Correct! Its the only pic i had that fitted the brief in any way.


----------



## Bratwurst (Jan 23, 2009)

Really like 3, but it's not my winner.


----------



## spitfire (Feb 10, 2007)

Another bump


----------



## Maxtor (Feb 23, 2007)

Any more votes guys? Ta :thumb:


Maxtor.


----------



## spitfire (Feb 10, 2007)

Just a few days left to vote.


----------



## Auto Detox (Dec 22, 2007)

Come on guys get those last votes in please ! :thumb:


----------



## SubtleAggressiv (Jul 17, 2010)

Its number 9 for me, just fits perfectly with how Im feeling. Also as winters fast approaching...


----------



## spitfire (Feb 10, 2007)

Congratulations to cheekeemonkey:thumb:

and well done to all who entered


----------



## chisai (Jan 1, 2009)

Well done cheekeemonkey.
And thanks Spitfire. Does this mean you can now enter future comps?


----------



## Buck (Jan 16, 2008)

Thanks to everyone who voted for my photo - very humbling when you see the standard of the other entries - thanks again

Adrian


----------



## Auto Detox (Dec 22, 2007)

cheekeemonkey said:


> Thanks to everyone who voted for my photo - very humbling when you see the standard of the other entries - thanks again
> 
> Adrian


Hi Adrian

Congratulations on the winning entry, please pm me your address details & I will get this lovely pot of wax out to you after the holiday weekend

Thanks again to everyone who took part in the comp' photo's & voting :thumb:

Cheers
Barry


----------



## minimadgriff (Jul 8, 2007)

Well done Mr Cheeky Monkey!


----------



## Maxtor (Feb 23, 2007)

Well done mate. :thumb: Time to wax on and wax off! Thanks to Baz.:thumb:


Maxtor.


----------



## spitfire (Feb 10, 2007)

chisai said:


> Well done cheekeemonkey.
> And thanks Spitfire. Does this mean you can now enter future comps?


Well I suppose it does but I wont be entering in the forseeable future. In fact I'll be taking a complete break from DW until I rekindle my interest.


----------



## Gruffs (Dec 10, 2007)

spitfire said:


> Well I suppose it does but I wont be entering in the forseeable future. In fact I'll be taking a complete break from DW until I rekindle my interest.


Sorry to hear that Spitfire.

Enjoy your sabbatical nad thanks for all you have done hear and in the green room. :thumb::thumb:


----------



## Razzzle (Jul 3, 2010)

cheekeemonkey said:


> Thanks to everyone who voted for my photo - very humbling when you see the standard of the other entries - thanks again
> 
> Adrian


Nice one matey great photo, kind of gutted that mine didnt make it but oh well.

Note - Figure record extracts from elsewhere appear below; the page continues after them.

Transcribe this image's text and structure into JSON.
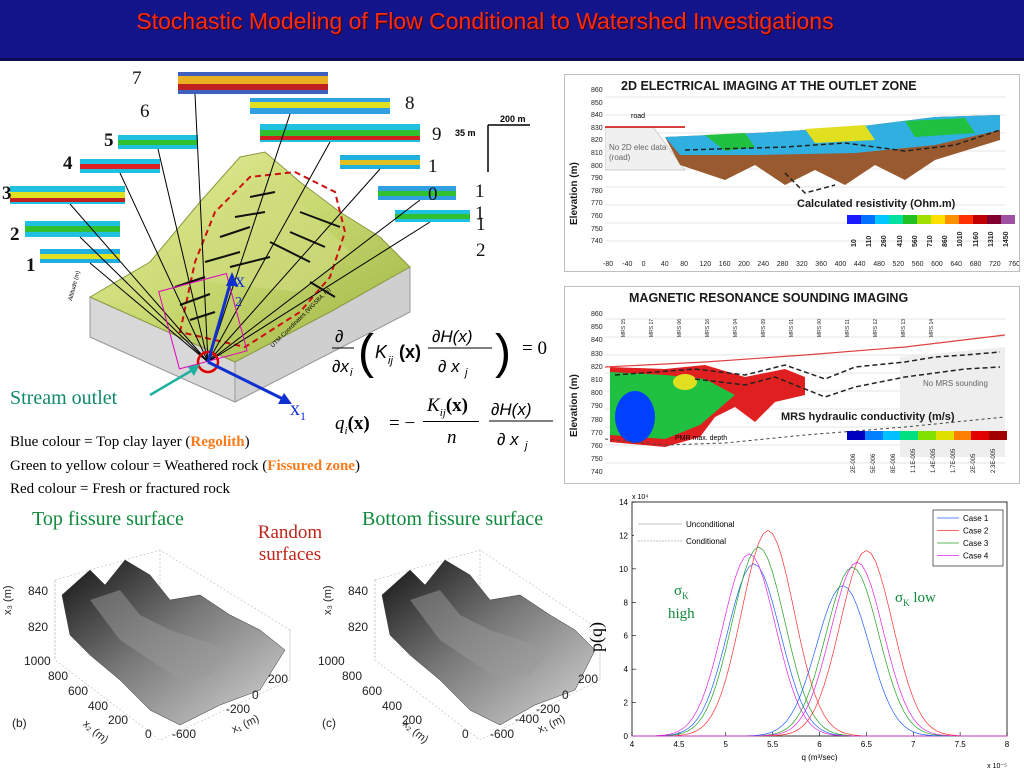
{
  "header": {
    "title": "Stochastic Modeling of Flow Conditional to Watershed Investigations"
  },
  "watershed": {
    "profile_numbers": [
      "1",
      "2",
      "3",
      "4",
      "5",
      "6",
      "7",
      "8",
      "9",
      "10",
      "11",
      "12"
    ],
    "scale_label": "200 m",
    "vertical_scale_label": "35 m",
    "axis_x_label": "x",
    "axis_x_index": "1",
    "axis_x2_label": "x",
    "axis_x2_index": "2",
    "stream_outlet": "Stream outlet",
    "axis_text_1": "UTM Coordinates (WGS84, m)",
    "axis_text_2": "Altitude (m)"
  },
  "equations": {
    "eq1_tail": "= 0",
    "eq2_head": "q",
    "eq2_sub": "i",
    "eq2_x": "(x)",
    "eq2_eq": "= −",
    "eq2_num": "K",
    "eq2_numsub": "ij",
    "eq2_den": "n"
  },
  "legend_text": {
    "line1_pre": "Blue colour = Top clay layer (",
    "line1_hl": "Regolith",
    "line1_post": ")",
    "line2_pre": "Green to yellow colour = Weathered rock (",
    "line2_hl": "Fissured zone",
    "line2_post": ")",
    "line3": "Red colour = Fresh or fractured rock"
  },
  "surfaces": {
    "top_title": "Top fissure surface",
    "bottom_title": "Bottom fissure surface",
    "random_line1": "Random",
    "random_line2": "surfaces",
    "z_label": "x₃ (m)",
    "x_label": "x₂ (m)",
    "y_label": "x₁ (m)",
    "z_ticks": [
      "840",
      "820"
    ],
    "x_ticks": [
      "1000",
      "800",
      "600",
      "400",
      "200",
      "0"
    ],
    "y_ticks": [
      "200",
      "0",
      "-200",
      "-400",
      "-600"
    ],
    "tag_b": "(b)",
    "tag_c": "(c)"
  },
  "electrical": {
    "title": "2D ELECTRICAL IMAGING AT THE OUTLET  ZONE",
    "ylabel": "Elevation (m)",
    "road_label": "road",
    "no_data": "No 2D elec data (road)",
    "colorbar_title": "Calculated resistivity (Ohm.m)",
    "colorbar_ticks": [
      "10",
      "110",
      "260",
      "410",
      "560",
      "710",
      "860",
      "1010",
      "1160",
      "1310",
      "1450"
    ],
    "colorbar_colors": [
      "#1a1aff",
      "#0070ff",
      "#00c8ff",
      "#00e0a0",
      "#20c020",
      "#a0e000",
      "#ffe000",
      "#ff9000",
      "#ff3000",
      "#c00000",
      "#800030",
      "#a050a0"
    ],
    "yticks": [
      "860",
      "850",
      "840",
      "830",
      "820",
      "810",
      "800",
      "790",
      "780",
      "770",
      "760",
      "750",
      "740"
    ],
    "xticks": [
      "-80",
      "-40",
      "0",
      "40",
      "80",
      "120",
      "160",
      "200",
      "240",
      "280",
      "320",
      "360",
      "400",
      "440",
      "480",
      "520",
      "560",
      "600",
      "640",
      "680",
      "720",
      "760"
    ]
  },
  "mrs": {
    "title": "MAGNETIC RESONANCE SOUNDING IMAGING",
    "ylabel": "Elevation (m)",
    "no_data": "No MRS sounding",
    "colorbar_title": "MRS hydraulic conductivity (m/s)",
    "pmr_label": "PMR max. depth",
    "colorbar_ticks": [
      "2E-006",
      "5E-006",
      "8E-006",
      "1.1E-005",
      "1.4E-005",
      "1.7E-005",
      "2E-005",
      "2.3E-005"
    ],
    "colorbar_colors": [
      "#0000c0",
      "#0080ff",
      "#00c0ff",
      "#00e080",
      "#80e000",
      "#e0e000",
      "#ff8000",
      "#e00000",
      "#a00000"
    ],
    "yticks": [
      "860",
      "850",
      "840",
      "830",
      "820",
      "810",
      "800",
      "790",
      "780",
      "770",
      "760",
      "750",
      "740"
    ],
    "sounding_labels": [
      "MRS 15",
      "MRS 17",
      "MRS 06",
      "MRS 16",
      "MRS 04",
      "MRS 09",
      "MRS 01",
      "MRS 00",
      "MRS 11",
      "MRS 12",
      "MRS 13",
      "MRS 14"
    ]
  },
  "chart_data": {
    "type": "line",
    "xlabel": "q (m³/sec)",
    "ylabel": "p(q)",
    "x_multiplier": "x 10⁻⁵",
    "y_multiplier": "x 10⁴",
    "xlim": [
      4,
      8
    ],
    "ylim": [
      0,
      14
    ],
    "xticks": [
      "4",
      "4.5",
      "5",
      "5.5",
      "6",
      "6.5",
      "7",
      "7.5",
      "8"
    ],
    "yticks": [
      "0",
      "2",
      "4",
      "6",
      "8",
      "10",
      "12",
      "14"
    ],
    "legend_style": [
      "Unconditional",
      "Conditional"
    ],
    "legend_cases": [
      "Case 1",
      "Case 2",
      "Case 3",
      "Case 4"
    ],
    "annotation_high": "σK high",
    "annotation_low": "σK low",
    "annotation_sigma": "σ",
    "annotation_k": "K",
    "annotation_high_word": "high",
    "annotation_low_word": "low",
    "series": [
      {
        "name": "Case 1",
        "group": "high",
        "peak_x": 5.3,
        "peak_y": 10.3,
        "color": "#2060ff"
      },
      {
        "name": "Case 2",
        "group": "high",
        "peak_x": 5.45,
        "peak_y": 12.3,
        "color": "#ff3030"
      },
      {
        "name": "Case 3",
        "group": "high",
        "peak_x": 5.35,
        "peak_y": 11.3,
        "color": "#20a020"
      },
      {
        "name": "Case 4",
        "group": "high",
        "peak_x": 5.25,
        "peak_y": 10.9,
        "color": "#e020e0"
      },
      {
        "name": "Case 1",
        "group": "low",
        "peak_x": 6.25,
        "peak_y": 9.0,
        "color": "#2060ff"
      },
      {
        "name": "Case 2",
        "group": "low",
        "peak_x": 6.5,
        "peak_y": 11.1,
        "color": "#ff3030"
      },
      {
        "name": "Case 3",
        "group": "low",
        "peak_x": 6.35,
        "peak_y": 10.1,
        "color": "#20a020"
      },
      {
        "name": "Case 4",
        "group": "low",
        "peak_x": 6.4,
        "peak_y": 10.4,
        "color": "#e020e0"
      }
    ],
    "legend_colors": [
      "#2060ff",
      "#ff3030",
      "#20a020",
      "#e020e0"
    ]
  }
}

Suppose I will have to buy some now when payday comes around 

Daz.


----------



## Buck (Jan 16, 2008)

Maxtor said:


> Well done mate. :thumb: Time to wax on and wax off! Thanks to Baz.:thumb:
> 
> Maxtor.


Hmmm that'll be nice - just intime for the new car - when I decide what I'm getting :lol:


----------



## pooma (Apr 12, 2008)

Well done cheekeemonkey, a deserved winner.


----------